3,4-Dihydroxyphenylacetaldehyde
- Names: Preferred IUPAC name (3,4-Dihydroxyphenyl)acetaldehyde

Identifiers
- CAS Number: 5707-55-1;
- 3D model (JSmol): Interactive image; Interactive image;
- Abbreviations: DOPAL
- ChEBI: CHEBI:27978;
- ChemSpider: 106504;
- ECHA InfoCard: 100.237.172
- IUPHAR/BPS: 6632;
- KEGG: C04043;
- MeSH: 3,4-dihydroxyphenylacetaldehyde
- PubChem CID: 119219;
- UNII: F2E9Q24TSL;
- CompTox Dashboard (EPA): DTXSID10205680 ;

Properties
- Chemical formula: C_{8}H_{8}O_{3}
- Molar mass: 152.149 g·mol^{−1}
- Density: 1.306 g/mL
- Boiling point: 351 °C (664 °F; 624 K)

Related compounds
- Related 2-phenyl aldehydes: Phenylacetaldehyde Phenylglyoxal

= 3,4-Dihydroxyphenylacetaldehyde =

3,4-Dihydroxyphenylacetaldehyde (DOPAL), also known as dopamine aldehyde, is a metabolite of the monoamine neurotransmitter dopamine formed by monoamine oxidase (MAO).

Other metabolic pathways of dopamine metabolism include methylation by catechol O-methyltransferase (COMT) into 3-methoxytyramine and β-hydroxylation by dopamine β-hydroxylase (DBH) into norepinephrine.
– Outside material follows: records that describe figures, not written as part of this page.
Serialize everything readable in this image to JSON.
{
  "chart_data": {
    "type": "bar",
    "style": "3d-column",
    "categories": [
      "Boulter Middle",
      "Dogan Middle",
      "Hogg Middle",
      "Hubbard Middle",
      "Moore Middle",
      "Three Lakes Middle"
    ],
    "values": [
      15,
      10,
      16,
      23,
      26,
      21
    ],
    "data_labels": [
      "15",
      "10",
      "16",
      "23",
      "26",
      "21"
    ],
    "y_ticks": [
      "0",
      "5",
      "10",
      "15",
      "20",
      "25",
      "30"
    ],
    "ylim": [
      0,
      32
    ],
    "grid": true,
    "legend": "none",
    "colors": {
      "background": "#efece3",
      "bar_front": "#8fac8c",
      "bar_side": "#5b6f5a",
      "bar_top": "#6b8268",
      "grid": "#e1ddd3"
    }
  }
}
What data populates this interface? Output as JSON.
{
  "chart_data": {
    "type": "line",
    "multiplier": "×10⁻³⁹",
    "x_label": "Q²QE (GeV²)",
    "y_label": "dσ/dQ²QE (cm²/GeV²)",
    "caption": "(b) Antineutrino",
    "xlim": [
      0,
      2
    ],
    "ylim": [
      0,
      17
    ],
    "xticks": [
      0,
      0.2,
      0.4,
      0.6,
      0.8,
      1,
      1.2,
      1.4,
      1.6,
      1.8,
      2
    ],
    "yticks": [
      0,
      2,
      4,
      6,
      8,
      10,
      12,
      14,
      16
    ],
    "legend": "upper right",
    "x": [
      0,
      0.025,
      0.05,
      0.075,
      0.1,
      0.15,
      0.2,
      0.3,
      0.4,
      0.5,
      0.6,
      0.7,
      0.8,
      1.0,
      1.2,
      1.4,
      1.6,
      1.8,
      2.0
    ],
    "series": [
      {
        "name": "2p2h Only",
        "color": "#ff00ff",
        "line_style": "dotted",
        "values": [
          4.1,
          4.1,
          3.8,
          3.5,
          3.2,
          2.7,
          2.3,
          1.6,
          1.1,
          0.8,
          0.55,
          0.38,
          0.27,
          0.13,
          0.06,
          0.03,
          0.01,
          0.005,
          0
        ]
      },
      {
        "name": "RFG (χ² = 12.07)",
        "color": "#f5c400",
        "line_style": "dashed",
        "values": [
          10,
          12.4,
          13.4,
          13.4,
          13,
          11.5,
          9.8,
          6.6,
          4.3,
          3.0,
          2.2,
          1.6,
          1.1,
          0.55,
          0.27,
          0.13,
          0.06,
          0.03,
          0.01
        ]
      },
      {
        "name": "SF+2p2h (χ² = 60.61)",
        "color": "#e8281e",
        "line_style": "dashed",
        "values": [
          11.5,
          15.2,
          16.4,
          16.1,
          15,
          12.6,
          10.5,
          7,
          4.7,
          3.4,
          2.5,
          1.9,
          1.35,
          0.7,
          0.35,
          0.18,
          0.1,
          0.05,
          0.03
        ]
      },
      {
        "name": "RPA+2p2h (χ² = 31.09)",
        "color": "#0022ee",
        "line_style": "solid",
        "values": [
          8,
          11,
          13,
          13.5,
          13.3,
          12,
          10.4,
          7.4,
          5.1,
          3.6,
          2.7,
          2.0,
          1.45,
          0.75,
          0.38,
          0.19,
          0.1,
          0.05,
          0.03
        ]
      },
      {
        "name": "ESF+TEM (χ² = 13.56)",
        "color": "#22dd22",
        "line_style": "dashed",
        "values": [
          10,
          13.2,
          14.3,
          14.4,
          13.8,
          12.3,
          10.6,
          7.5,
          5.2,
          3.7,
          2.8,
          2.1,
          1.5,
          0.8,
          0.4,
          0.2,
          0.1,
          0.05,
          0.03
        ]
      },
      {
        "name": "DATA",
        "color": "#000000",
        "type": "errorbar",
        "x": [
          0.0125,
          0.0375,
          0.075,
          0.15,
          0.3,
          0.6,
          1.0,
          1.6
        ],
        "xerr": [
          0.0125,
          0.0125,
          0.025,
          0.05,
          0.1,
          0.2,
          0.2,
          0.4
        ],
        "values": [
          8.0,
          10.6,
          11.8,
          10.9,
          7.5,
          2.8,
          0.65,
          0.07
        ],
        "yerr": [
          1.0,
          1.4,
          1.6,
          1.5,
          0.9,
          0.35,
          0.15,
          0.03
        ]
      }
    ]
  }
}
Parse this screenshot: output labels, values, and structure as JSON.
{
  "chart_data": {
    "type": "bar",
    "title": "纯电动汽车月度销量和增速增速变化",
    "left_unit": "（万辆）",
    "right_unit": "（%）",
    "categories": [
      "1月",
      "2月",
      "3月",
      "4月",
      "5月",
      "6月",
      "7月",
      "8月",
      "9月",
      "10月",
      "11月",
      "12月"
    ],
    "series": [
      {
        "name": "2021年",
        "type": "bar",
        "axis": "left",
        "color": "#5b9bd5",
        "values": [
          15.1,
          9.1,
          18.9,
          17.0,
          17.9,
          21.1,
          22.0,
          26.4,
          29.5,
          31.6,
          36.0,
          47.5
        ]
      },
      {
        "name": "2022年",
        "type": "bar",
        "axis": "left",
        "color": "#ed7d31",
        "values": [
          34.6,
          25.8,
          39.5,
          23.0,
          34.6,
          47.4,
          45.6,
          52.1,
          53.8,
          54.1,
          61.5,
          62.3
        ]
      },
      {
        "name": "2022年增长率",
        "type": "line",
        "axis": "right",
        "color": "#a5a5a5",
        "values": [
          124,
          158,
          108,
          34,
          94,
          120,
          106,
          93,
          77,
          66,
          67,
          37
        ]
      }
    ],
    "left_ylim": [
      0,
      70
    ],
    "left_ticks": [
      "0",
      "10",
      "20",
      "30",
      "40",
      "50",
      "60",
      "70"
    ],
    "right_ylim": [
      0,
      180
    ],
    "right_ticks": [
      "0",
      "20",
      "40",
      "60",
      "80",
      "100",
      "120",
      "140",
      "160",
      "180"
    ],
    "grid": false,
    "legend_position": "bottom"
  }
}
There is also spontaneous oxidation of dopamine into dopamine quinones and reactive oxygen species.

==Dopaminergic neurotoxicity==
DOPAL is known to be a dopaminergic neurotoxin. It is much more potent in this regard than dopamine itself and other metabolites of dopamine. According to the catecholaldehyde hypothesis, DOPAL plays a role in aging-related dopaminergic neurodegeneration and in the pathogenesis of Parkinson's disease. DOPAL is detoxified mainly by aldehyde dehydrogenase (ALDH). DOPAL is a metabolite of dopamine formed by monoamine oxidase (MAO). In differentiated neuronal cells of the PC12 line, physiological concentrations of DOPAL in isolated mitochondria were highly potent in inducing a pathway associated with programmed cell death (or apoptosis), permeability transition. This suggests the cytotoxity of DOPAL and its role in the progression of Parkinson's disease, which has long been associated with mitochondrial abnormalities and neurotoxicity by way of dopaminergic compounds, while reducing the emphasis on other dopamine derivatives and metabolites.

Aldehyde dehydrogenase inhibitors (ALDH inhibitors), which prevent the catabolism of DOPAL and thereby increase DOPAL levels, can produce dopaminergic neurotoxicity or augment dopaminergic neurodegeneration. Examples of ALDH inhibitors include disulfiram and other known dopaminergic neurotoxins including benomyl, daidzin, dieldrin, methylmercury, rotenone, and ziram. DOPAL itself is also known to inhibit ALDH at high concentrations (>5 μM).